For years Yvonne has wanted an ordinary house in the suburbs, and a proper garden, just like her younger siblings. She wants a life that matches theirs. Not a maze of old rooms behind a shop but a normal-looking house – brick, easy to clean – with roses and daisies and some herbs out the back. Nothing ostentatious, she hates that. Just the reassurance of streets that echo nothing back at you, not the past or your own ties to it. Ordinariness is what she craves. This is what she tells Arne when he decides to sell his business and they are released, at last, from its demands.
The house in Annerley, on the south side of the river, isn’t exactly what she wants – the kitchen gets the late western sun and is stifling in summer, the bathroom is poky and she’s tired of old tongue-and-groove boards that trap the dust. But there is something venerable in its lines, its lovely bay window, the crepe myrtle that splays against the white-painted walls in summer. There are roses in the front garden and a small lawn at the back, and it’s close to schools and to Stone’s Corner, where Ronnie’s grandparents had been the first white settlers.
She is quietly proud of this family history, commemorated now in the name of a hotel and a suburb. James Stone had made roads and ginger beer for a living while he waited for a licence to run a hotel. In the meantime his wife, Mary Ann, produced eleven children in pioneer conditions; Old Gran, Eliza, was the ninth. Yvonne liked to remember that, though Stone’s Corner was now an inner-city suburb, it was just 140 years since Mary Ann put her children to bed amid the utter blackness of thick bushland, and to the frequent near sounds of corroboree.
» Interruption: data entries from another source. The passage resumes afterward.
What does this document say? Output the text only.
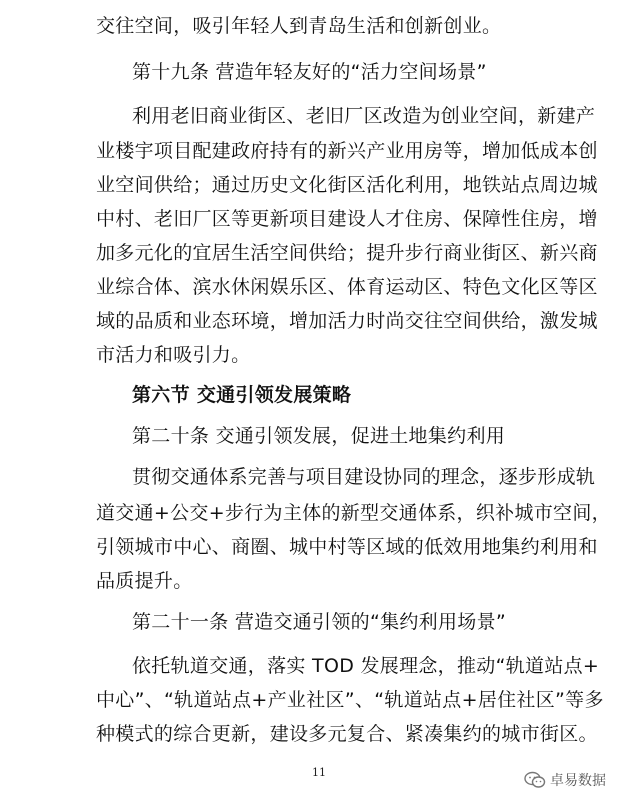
交往空间，吸引年轻人到青岛生活和创新创业。
第十九条 营造年轻友好的“活力空间场景”
利用老旧商业街区、老旧厂区改造为创业空间，新建产
业楼宇项目配建政府持有的新兴产业用房等，增加低成本创
业空间供给；通过历史文化街区活化利用，地铁站点周边城
中村、老旧厂区等更新项目建设人才住房、保障性住房，增
加多元化的宜居生活空间供给；提升步行商业街区、新兴商
业综合体、滨水休闲娱乐区、体育运动区、特色文化区等区
域的品质和业态环境，增加活力时尚交往空间供给，激发城
市活力和吸引力。
第六节 交通引领发展策略
第二十条 交通引领发展，促进土地集约利用
贯彻交通体系完善与项目建设协同的理念，逐步形成轨
道交通+公交+步行为主体的新型交通体系，织补城市空间，
引领城市中心、商圈、城中村等区域的低效用地集约利用和
品质提升。
第二十一条 营造交通引领的“集约利用场景”
依托轨道交通，落实 TOD 发展理念，推动“轨道站点+
中心”、“轨道站点+产业社区”、“轨道站点+居住社区”等多
种模式的综合更新，建设多元复合、紧凑集约的城市街区。
11
卓易数据
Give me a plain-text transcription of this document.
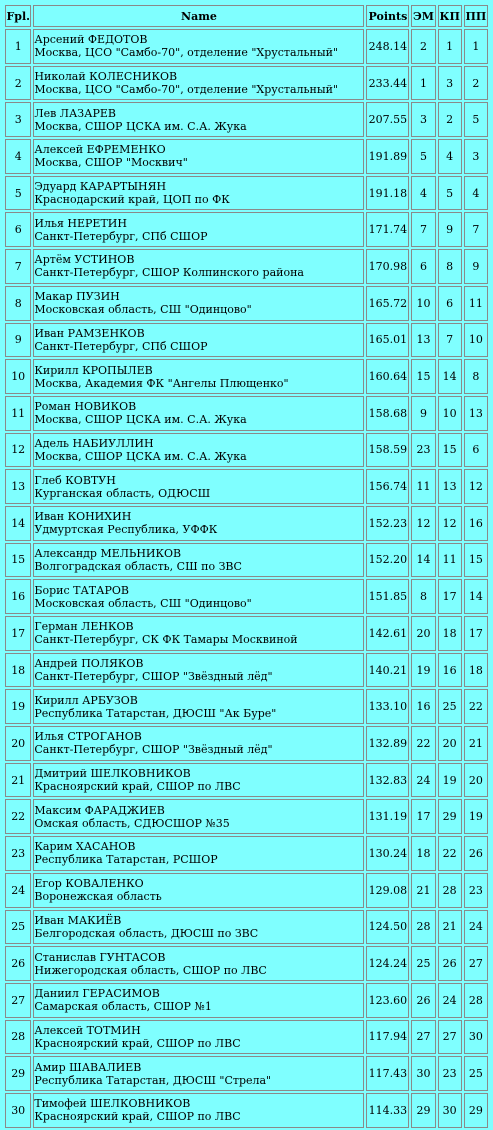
Fpl.	Name	Points	ЭМ	КП	ПП
1	Арсений ФЕДОТОВ
Москва, ЦСО "Самбо-70", отделение "Хрустальный"	248.14	2	1	1
2	Николай КОЛЕСНИКОВ
Москва, ЦСО "Самбо-70", отделение "Хрустальный"	233.44	1	3	2
3	Лев ЛАЗАРЕВ
Москва, СШОР ЦСКА им. С.А. Жука	207.55	3	2	5
4	Алексей ЕФРЕМЕНКО
Москва, СШОР "Москвич"	191.89	5	4	3
5	Эдуард КАРАРТЫНЯН
Краснодарский край, ЦОП по ФК	191.18	4	5	4
6	Илья НЕРЕТИН
Санкт-Петербург, СПб СШОР	171.74	7	9	7
7	Артём УСТИНОВ
Санкт-Петербург, СШОР Колпинского района	170.98	6	8	9
8	Макар ПУЗИН
Московская область, СШ "Одинцово"	165.72	10	6	11
9	Иван РАМЗЕНКОВ
Санкт-Петербург, СПб СШОР	165.01	13	7	10
10	Кирилл КРОПЫЛЕВ
Москва, Академия ФК "Ангелы Плющенко"	160.64	15	14	8
11	Роман НОВИКОВ
Москва, СШОР ЦСКА им. С.А. Жука	158.68	9	10	13
12	Адель НАБИУЛЛИН
Москва, СШОР ЦСКА им. С.А. Жука	158.59	23	15	6
13	Глеб КОВТУН
Курганская область, ОДЮСШ	156.74	11	13	12
14	Иван КОНИХИН
Удмуртская Республика, УФФК	152.23	12	12	16
15	Александр МЕЛЬНИКОВ
Волгоградская область, СШ по ЗВС	152.20	14	11	15
16	Борис ТАТАРОВ
Московская область, СШ "Одинцово"	151.85	8	17	14
17	Герман ЛЕНКОВ
Санкт-Петербург, СК ФК Тамары Москвиной	142.61	20	18	17
18	Андрей ПОЛЯКОВ
Санкт-Петербург, СШОР "Звёздный лёд"	140.21	19	16	18
19	Кирилл АРБУЗОВ
Республика Татарстан, ДЮСШ "Ак Буре"	133.10	16	25	22
20	Илья СТРОГАНОВ
Санкт-Петербург, СШОР "Звёздный лёд"	132.89	22	20	21
21	Дмитрий ШЕЛКОВНИКОВ
Красноярский край, СШОР по ЛВС	132.83	24	19	20
22	Максим ФАРАДЖИЕВ
Омская область, СДЮСШОР №35	131.19	17	29	19
23	Карим ХАСАНОВ
Республика Татарстан, РСШОР	130.24	18	22	26
24	Егор КОВАЛЕНКО
Воронежская область	129.08	21	28	23
25	Иван МАКИЁВ
Белгородская область, ДЮСШ по ЗВС	124.50	28	21	24
26	Станислав ГУНТАСОВ
Нижегородская область, СШОР по ЛВС	124.24	25	26	27
27	Даниил ГЕРАСИМОВ
Самарская область, СШОР №1	123.60	26	24	28
28	Алексей ТОТМИН
Красноярский край, СШОР по ЛВС	117.94	27	27	30
29	Амир ШАВАЛИЕВ
Республика Татарстан, ДЮСШ "Стрела"	117.43	30	23	25
30	Тимофей ШЕЛКОВНИКОВ
Красноярский край, СШОР по ЛВС	114.33	29	30	29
The Stones’ place in history was important to Ronnie’s wider family too. They clung to it, perhaps, as evidence of pioneer blood, of ambitious beginnings, a counterweight to the reduced straights in which some of them found themselves. As children, Yvonne and her siblings heard the stories of the slab hut, the ginger beer made in lieu of liquor, but they especially loved the story of James Stone’s funeral. They all recounted it over the years; they seemed to imagine they had been there, that these were their own memories: the eerie silence as the horse-drawn funeral carriage led a procession past the Corner and the hotel their great-grandfather never got to brew in, past the Moreton Bay fig he planted outside. The procession’s solemn pause outside the hotel entrance, beneath the now tall tree, and then the splintering sound – portentous, sudden – as a branch crashed to earth in front of the hearse. An unearthly sign, they all understood, that his life and his passing had been noted by some greater power.
My mother loved this story; she told it often when we were young. Even then, bent to my homework in the kitchen as she sewed, I could hear she was reaching for something beyond narrative: not just the undeniable ties to family and place, but, I see now, her own connection to courage and dignity and respectability. The evidence was before her, if not in Ronnie then in Eliza, the warm and gentle grandmother she adored. To my mother, Old Gran was everything her own mother wasn’t. She was civilised, measured, soft. As my mother’s fingers guided fabric through the Singer, her voice another thread in the tack-tack of the needle, she was reassured by James Stone’s and Eliza’s lives: dignity and respectability might yet be innate, might be inherited, might be – despite mistakes and mischance – retrievable.
A new house, imperfect but in sight of this history, would do. She takes a job in the sewing room of the local hospital, a fifteen-minute walk away. Arne reminds her she doesn’t need to work, but it’s an old habit now: she vowed so long ago never to rely on a man for money again. Andrew is enrolled at a nearby primary school; she’s there to collect him every afternoon at three o’clock, and together they walk home.